12月2日に発生し、通行中の車3台が下敷きになって9人の死亡者を出した、中央自動車道の笹子トンネル(山梨県・大月市/甲州市=全長約4.7キロ)での崩落事故。車のトンネル事故としては、1979年に起きた東名高速日本坂トンネル火災事故(7人死亡)を上回る大惨事となった。

 県警は業務上過失致死傷容疑で捜査を始めており、前代未聞の事故は今後、遺族への補償問題に焦点が当てられそうだ。
 「崩落した天井板は、1枚当たり幅5メートル、奥行き1.2メートル、厚さ8センチ、重さは約1.2トン。設置された監視カメラのモニター画面には、センターラインに向かってVの字形に、一気に約100枚が崩れ落ちた姿が映し出されていました。管理・運営していた中日本高速道路の発表によれば、崩落した天井板をつる金具をトンネル上部のコンクリートに固定するボルトが、現場付近で抜け落ちていたとのこと。事故直後からの緊急点検では金槌で叩いた音で異常を確認する『打音検査』に切り替えましたが、それ以前はボルト部分について目視のみで確認していたことも判明している。管理体制の不備を指摘されることは間違いありません」(社会部記者)
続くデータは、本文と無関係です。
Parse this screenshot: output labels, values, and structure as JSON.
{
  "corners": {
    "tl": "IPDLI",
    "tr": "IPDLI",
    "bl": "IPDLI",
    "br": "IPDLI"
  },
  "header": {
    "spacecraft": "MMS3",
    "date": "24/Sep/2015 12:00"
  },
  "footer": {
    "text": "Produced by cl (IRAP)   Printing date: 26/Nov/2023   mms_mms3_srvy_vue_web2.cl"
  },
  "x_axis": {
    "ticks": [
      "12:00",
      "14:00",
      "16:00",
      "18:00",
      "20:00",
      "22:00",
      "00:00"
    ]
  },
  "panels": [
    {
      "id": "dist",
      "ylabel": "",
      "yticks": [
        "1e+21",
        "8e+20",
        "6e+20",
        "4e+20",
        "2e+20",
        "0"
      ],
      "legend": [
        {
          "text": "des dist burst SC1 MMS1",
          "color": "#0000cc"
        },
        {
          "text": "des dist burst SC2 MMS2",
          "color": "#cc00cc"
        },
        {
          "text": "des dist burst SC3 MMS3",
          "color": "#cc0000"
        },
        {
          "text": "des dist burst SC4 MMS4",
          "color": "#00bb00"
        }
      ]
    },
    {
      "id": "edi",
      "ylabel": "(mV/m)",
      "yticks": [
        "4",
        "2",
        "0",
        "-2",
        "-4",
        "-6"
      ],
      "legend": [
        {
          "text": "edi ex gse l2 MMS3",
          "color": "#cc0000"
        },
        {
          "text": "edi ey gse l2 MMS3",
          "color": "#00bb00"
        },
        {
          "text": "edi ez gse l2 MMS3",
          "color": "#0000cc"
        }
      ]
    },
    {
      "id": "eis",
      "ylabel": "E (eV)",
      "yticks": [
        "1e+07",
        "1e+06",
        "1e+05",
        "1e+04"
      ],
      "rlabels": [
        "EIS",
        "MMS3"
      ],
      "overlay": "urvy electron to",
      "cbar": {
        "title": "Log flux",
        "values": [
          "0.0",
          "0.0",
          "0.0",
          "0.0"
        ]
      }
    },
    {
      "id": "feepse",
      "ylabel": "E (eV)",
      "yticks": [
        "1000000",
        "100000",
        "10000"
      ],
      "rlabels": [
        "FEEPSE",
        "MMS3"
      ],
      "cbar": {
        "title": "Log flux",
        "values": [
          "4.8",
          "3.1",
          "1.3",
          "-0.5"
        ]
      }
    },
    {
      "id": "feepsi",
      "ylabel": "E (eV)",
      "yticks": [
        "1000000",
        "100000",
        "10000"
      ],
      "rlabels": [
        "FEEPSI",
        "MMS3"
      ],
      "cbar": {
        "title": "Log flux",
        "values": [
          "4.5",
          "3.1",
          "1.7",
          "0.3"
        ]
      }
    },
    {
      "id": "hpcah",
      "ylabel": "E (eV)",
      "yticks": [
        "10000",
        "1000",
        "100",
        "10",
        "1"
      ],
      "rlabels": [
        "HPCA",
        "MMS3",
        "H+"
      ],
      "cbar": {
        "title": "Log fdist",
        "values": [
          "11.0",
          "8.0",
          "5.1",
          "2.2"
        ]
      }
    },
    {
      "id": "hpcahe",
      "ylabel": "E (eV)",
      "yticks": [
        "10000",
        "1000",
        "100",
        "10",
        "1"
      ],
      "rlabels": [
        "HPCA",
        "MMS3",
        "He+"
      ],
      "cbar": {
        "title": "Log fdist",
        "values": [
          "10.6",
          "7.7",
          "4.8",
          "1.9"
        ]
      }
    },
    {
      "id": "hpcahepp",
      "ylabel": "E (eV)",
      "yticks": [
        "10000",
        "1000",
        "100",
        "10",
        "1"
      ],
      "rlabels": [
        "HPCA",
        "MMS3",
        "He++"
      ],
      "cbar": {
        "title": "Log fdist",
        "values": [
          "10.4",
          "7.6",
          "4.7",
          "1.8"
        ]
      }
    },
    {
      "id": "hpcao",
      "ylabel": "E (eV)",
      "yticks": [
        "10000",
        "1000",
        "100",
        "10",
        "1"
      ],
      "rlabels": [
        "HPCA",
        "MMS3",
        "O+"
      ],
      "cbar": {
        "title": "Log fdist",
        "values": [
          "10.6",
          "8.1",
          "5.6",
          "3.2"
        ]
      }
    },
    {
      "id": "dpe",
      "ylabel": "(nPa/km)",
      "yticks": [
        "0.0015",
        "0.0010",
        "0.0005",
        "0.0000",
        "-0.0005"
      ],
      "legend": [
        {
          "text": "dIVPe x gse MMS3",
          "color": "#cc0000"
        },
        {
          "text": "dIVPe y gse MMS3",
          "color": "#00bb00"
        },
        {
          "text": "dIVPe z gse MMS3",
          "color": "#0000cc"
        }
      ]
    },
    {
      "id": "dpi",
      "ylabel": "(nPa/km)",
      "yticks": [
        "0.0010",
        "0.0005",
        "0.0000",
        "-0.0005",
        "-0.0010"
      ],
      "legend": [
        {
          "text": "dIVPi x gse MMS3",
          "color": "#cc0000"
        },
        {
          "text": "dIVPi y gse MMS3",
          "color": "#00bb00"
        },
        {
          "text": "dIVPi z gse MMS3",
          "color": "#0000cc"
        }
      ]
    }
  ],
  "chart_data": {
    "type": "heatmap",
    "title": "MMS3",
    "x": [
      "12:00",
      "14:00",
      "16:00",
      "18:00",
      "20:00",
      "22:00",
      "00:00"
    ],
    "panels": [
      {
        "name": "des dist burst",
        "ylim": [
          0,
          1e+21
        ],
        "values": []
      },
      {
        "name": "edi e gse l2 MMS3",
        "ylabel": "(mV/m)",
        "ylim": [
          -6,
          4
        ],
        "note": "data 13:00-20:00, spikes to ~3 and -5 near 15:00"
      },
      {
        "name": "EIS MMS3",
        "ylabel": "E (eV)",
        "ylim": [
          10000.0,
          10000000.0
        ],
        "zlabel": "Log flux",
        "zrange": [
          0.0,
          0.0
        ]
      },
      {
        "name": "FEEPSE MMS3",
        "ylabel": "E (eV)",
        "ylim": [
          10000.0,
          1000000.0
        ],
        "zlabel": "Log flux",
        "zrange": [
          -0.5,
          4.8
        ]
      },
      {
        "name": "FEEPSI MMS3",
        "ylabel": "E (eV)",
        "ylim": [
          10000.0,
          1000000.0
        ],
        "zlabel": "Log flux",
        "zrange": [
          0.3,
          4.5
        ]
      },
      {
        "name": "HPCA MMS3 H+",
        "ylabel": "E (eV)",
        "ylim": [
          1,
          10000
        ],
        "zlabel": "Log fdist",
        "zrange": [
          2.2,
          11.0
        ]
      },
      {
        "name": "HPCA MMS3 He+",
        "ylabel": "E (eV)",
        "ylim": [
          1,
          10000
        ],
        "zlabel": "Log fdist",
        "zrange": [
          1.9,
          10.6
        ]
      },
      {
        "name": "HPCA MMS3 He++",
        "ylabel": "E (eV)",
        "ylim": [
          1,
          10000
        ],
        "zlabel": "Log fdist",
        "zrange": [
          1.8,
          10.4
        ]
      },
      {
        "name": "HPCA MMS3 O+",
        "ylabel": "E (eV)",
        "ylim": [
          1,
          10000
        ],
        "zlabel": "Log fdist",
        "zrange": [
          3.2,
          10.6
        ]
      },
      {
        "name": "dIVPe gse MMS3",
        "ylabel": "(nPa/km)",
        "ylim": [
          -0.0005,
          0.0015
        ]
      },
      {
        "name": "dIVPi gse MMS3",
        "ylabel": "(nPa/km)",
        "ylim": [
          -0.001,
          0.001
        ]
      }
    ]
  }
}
 ただし、補償問題に関しては、ジャーナリストの大谷昭宏氏が、「亡くなった方が将来得るはずだった利益を算出し、遺族には1人6000〜7000万円が支払われるのがこれまでの例」としたうえで、こう問題を提起する。
 「列車脱線事故などもそうですが、日本の刑法は組織や団体を裁くことができないため、あくまで個人の責任を追及することになります。しかし今回の事故の場合、たとえ老朽化が分かっていたとしても、事故の“予見可能性”や“結果回避”ができたかというと、その担当者に責任を問うことは難しいと思います。いずれにせよ、運営する中日本高速道路に裁判で責任を問うことは大変な労力を要する。安全管理を怠る組織を、処罰できるように法改正しないと難しい状況なのです」

 いずれにしろ、解決は長引きそうだ。